Observations of how matter is distributed on different length scales in the universe are an important test of cosmological models. For example, such observations can give an upper limit for the mass of neutrinos: As the portion of dark matter consisting of neutrinos increases, less structure on smaller scales may be observed. One of the most frequently used methods for measuring the large-scale matter distribution is to measure the statistical distribution of galaxies in the local universe. These redshift surveys have currently measured the position and redshift of hundreds of thousands of galaxies, with many more to come in the future.

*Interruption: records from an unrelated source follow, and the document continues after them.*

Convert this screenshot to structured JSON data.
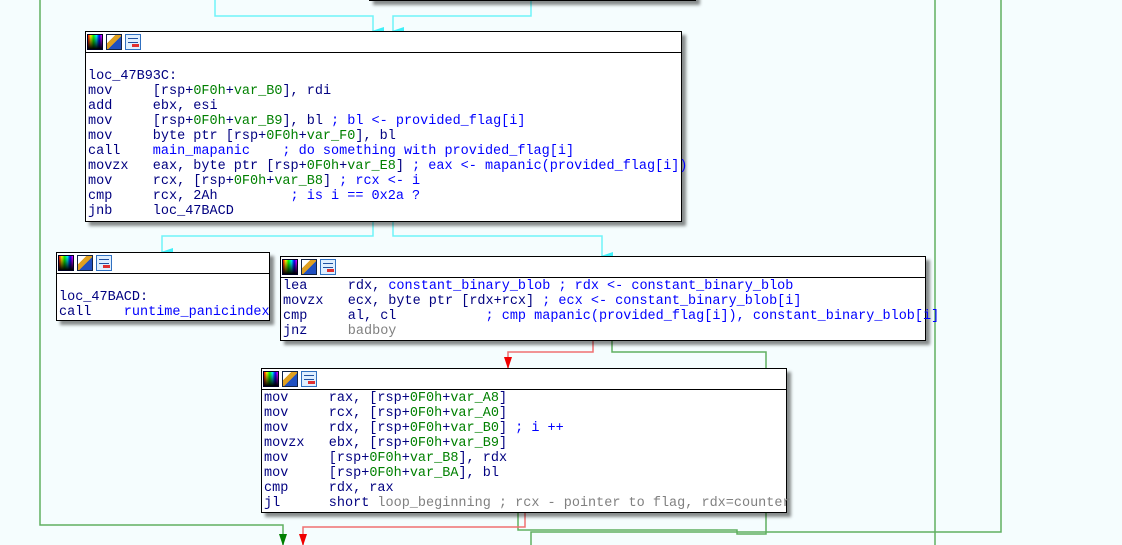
{
  "view": "IDA graph view",
  "colors": {
    "mnemonic": "#000080",
    "number": "#008000",
    "name": "#0000ff",
    "gray": "#808080",
    "edge_normal": "#40f0f8",
    "edge_true": "#50b050",
    "edge_false": "#f03030"
  },
  "header_icons": [
    "color-palette-icon",
    "edit-pencil-icon",
    "graph-icon"
  ],
  "blocks": [
    {
      "id": "loc_47B93C",
      "label": "loc_47B93C:",
      "blank_before": true,
      "lines": [
        {
          "mn": "mov",
          "ops": [
            {
              "t": "[rsp+",
              "c": "n"
            },
            {
              "t": "0F0h",
              "c": "g"
            },
            {
              "t": "+",
              "c": "n"
            },
            {
              "t": "var_B0",
              "c": "g"
            },
            {
              "t": "], rdi",
              "c": "n"
            }
          ]
        },
        {
          "mn": "add",
          "ops": [
            {
              "t": "ebx, esi",
              "c": "n"
            }
          ]
        },
        {
          "mn": "mov",
          "ops": [
            {
              "t": "[rsp+",
              "c": "n"
            },
            {
              "t": "0F0h",
              "c": "g"
            },
            {
              "t": "+",
              "c": "n"
            },
            {
              "t": "var_B9",
              "c": "g"
            },
            {
              "t": "], bl ",
              "c": "n"
            },
            {
              "t": "; bl <- provided_flag[i]",
              "c": "b"
            }
          ]
        },
        {
          "mn": "mov",
          "ops": [
            {
              "t": "byte ptr [rsp+",
              "c": "n"
            },
            {
              "t": "0F0h",
              "c": "g"
            },
            {
              "t": "+",
              "c": "n"
            },
            {
              "t": "var_F0",
              "c": "g"
            },
            {
              "t": "], bl",
              "c": "n"
            }
          ]
        },
        {
          "mn": "call",
          "ops": [
            {
              "t": "main_mapanic",
              "c": "b"
            },
            {
              "t": "    ; do something with provided_flag[i]",
              "c": "b"
            }
          ]
        },
        {
          "mn": "movzx",
          "ops": [
            {
              "t": "eax, byte ptr [rsp+",
              "c": "n"
            },
            {
              "t": "0F0h",
              "c": "g"
            },
            {
              "t": "+",
              "c": "n"
            },
            {
              "t": "var_E8",
              "c": "g"
            },
            {
              "t": "] ",
              "c": "n"
            },
            {
              "t": "; eax <- mapanic(provided_flag[i])",
              "c": "b"
            }
          ]
        },
        {
          "mn": "mov",
          "ops": [
            {
              "t": "rcx, [rsp+",
              "c": "n"
            },
            {
              "t": "0F0h",
              "c": "g"
            },
            {
              "t": "+",
              "c": "n"
            },
            {
              "t": "var_B8",
              "c": "g"
            },
            {
              "t": "] ",
              "c": "n"
            },
            {
              "t": "; rcx <- i",
              "c": "b"
            }
          ]
        },
        {
          "mn": "cmp",
          "ops": [
            {
              "t": "rcx, 2Ah",
              "c": "n"
            },
            {
              "t": "         ; is i == 0x2a ?",
              "c": "b"
            }
          ]
        },
        {
          "mn": "jnb",
          "ops": [
            {
              "t": "loc_47BACD",
              "c": "n"
            }
          ]
        }
      ]
    },
    {
      "id": "loc_47BACD",
      "label": "loc_47BACD:",
      "blank_before": true,
      "lines": [
        {
          "mn": "call",
          "ops": [
            {
              "t": "runtime_panicindex",
              "c": "b"
            }
          ]
        }
      ]
    },
    {
      "id": "compare",
      "label": "",
      "blank_before": false,
      "lines": [
        {
          "mn": "lea",
          "ops": [
            {
              "t": "rdx, ",
              "c": "n"
            },
            {
              "t": "constant_binary_blob",
              "c": "b"
            },
            {
              "t": " ; rdx <- constant_binary_blob",
              "c": "b"
            }
          ]
        },
        {
          "mn": "movzx",
          "ops": [
            {
              "t": "ecx, byte ptr [rdx+rcx] ",
              "c": "n"
            },
            {
              "t": "; ecx <- constant_binary_blob[i]",
              "c": "b"
            }
          ]
        },
        {
          "mn": "cmp",
          "ops": [
            {
              "t": "al, cl",
              "c": "n"
            },
            {
              "t": "           ; cmp mapanic(provided_flag[i]), constant_binary_blob[i]",
              "c": "b"
            }
          ]
        },
        {
          "mn": "jnz",
          "ops": [
            {
              "t": "badboy",
              "c": "x"
            }
          ]
        }
      ]
    },
    {
      "id": "increment",
      "label": "",
      "blank_before": false,
      "lines": [
        {
          "mn": "mov",
          "ops": [
            {
              "t": "rax, [rsp+",
              "c": "n"
            },
            {
              "t": "0F0h",
              "c": "g"
            },
            {
              "t": "+",
              "c": "n"
            },
            {
              "t": "var_A8",
              "c": "g"
            },
            {
              "t": "]",
              "c": "n"
            }
          ]
        },
        {
          "mn": "mov",
          "ops": [
            {
              "t": "rcx, [rsp+",
              "c": "n"
            },
            {
              "t": "0F0h",
              "c": "g"
            },
            {
              "t": "+",
              "c": "n"
            },
            {
              "t": "var_A0",
              "c": "g"
            },
            {
              "t": "]",
              "c": "n"
            }
          ]
        },
        {
          "mn": "mov",
          "ops": [
            {
              "t": "rdx, [rsp+",
              "c": "n"
            },
            {
              "t": "0F0h",
              "c": "g"
            },
            {
              "t": "+",
              "c": "n"
            },
            {
              "t": "var_B0",
              "c": "g"
            },
            {
              "t": "] ",
              "c": "n"
            },
            {
              "t": "; i ++",
              "c": "b"
            }
          ]
        },
        {
          "mn": "movzx",
          "ops": [
            {
              "t": "ebx, [rsp+",
              "c": "n"
            },
            {
              "t": "0F0h",
              "c": "g"
            },
            {
              "t": "+",
              "c": "n"
            },
            {
              "t": "var_B9",
              "c": "g"
            },
            {
              "t": "]",
              "c": "n"
            }
          ]
        },
        {
          "mn": "mov",
          "ops": [
            {
              "t": "[rsp+",
              "c": "n"
            },
            {
              "t": "0F0h",
              "c": "g"
            },
            {
              "t": "+",
              "c": "n"
            },
            {
              "t": "var_B8",
              "c": "g"
            },
            {
              "t": "], rdx",
              "c": "n"
            }
          ]
        },
        {
          "mn": "mov",
          "ops": [
            {
              "t": "[rsp+",
              "c": "n"
            },
            {
              "t": "0F0h",
              "c": "g"
            },
            {
              "t": "+",
              "c": "n"
            },
            {
              "t": "var_BA",
              "c": "g"
            },
            {
              "t": "], bl",
              "c": "n"
            }
          ]
        },
        {
          "mn": "cmp",
          "ops": [
            {
              "t": "rdx, rax",
              "c": "n"
            }
          ]
        },
        {
          "mn": "jl",
          "ops": [
            {
              "t": "short ",
              "c": "n"
            },
            {
              "t": "loop_beginning",
              "c": "x"
            },
            {
              "t": " ; rcx - pointer to flag, rdx=counter",
              "c": "x"
            }
          ]
        }
      ]
    }
  ]
}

One potential problem with this method is that it is based on the matter we can see, while what one really is interested in is the distribution of both dark and luminous matter combined. If these two components have the same statistical distribution, then there are no problems with using measurements on observed galaxies only. Still, it seems that they are unevenly distributed on different length scales. The relationship between the distributions of the dark and luminous matter is called the bias factor, and it is difficult to estimate theoretically. There is, however, a simple model - the so-called halo model - where this bias can be taken into account. It is a picture where linear and non-linear correlations are described separately.
The thesis gives an introduction to the halo model and the concepts behind it. With this model, the effects of massive neutrinos on large-scale structure are investigated, and whether these effects can be regarded as interesting with respect to the linear case.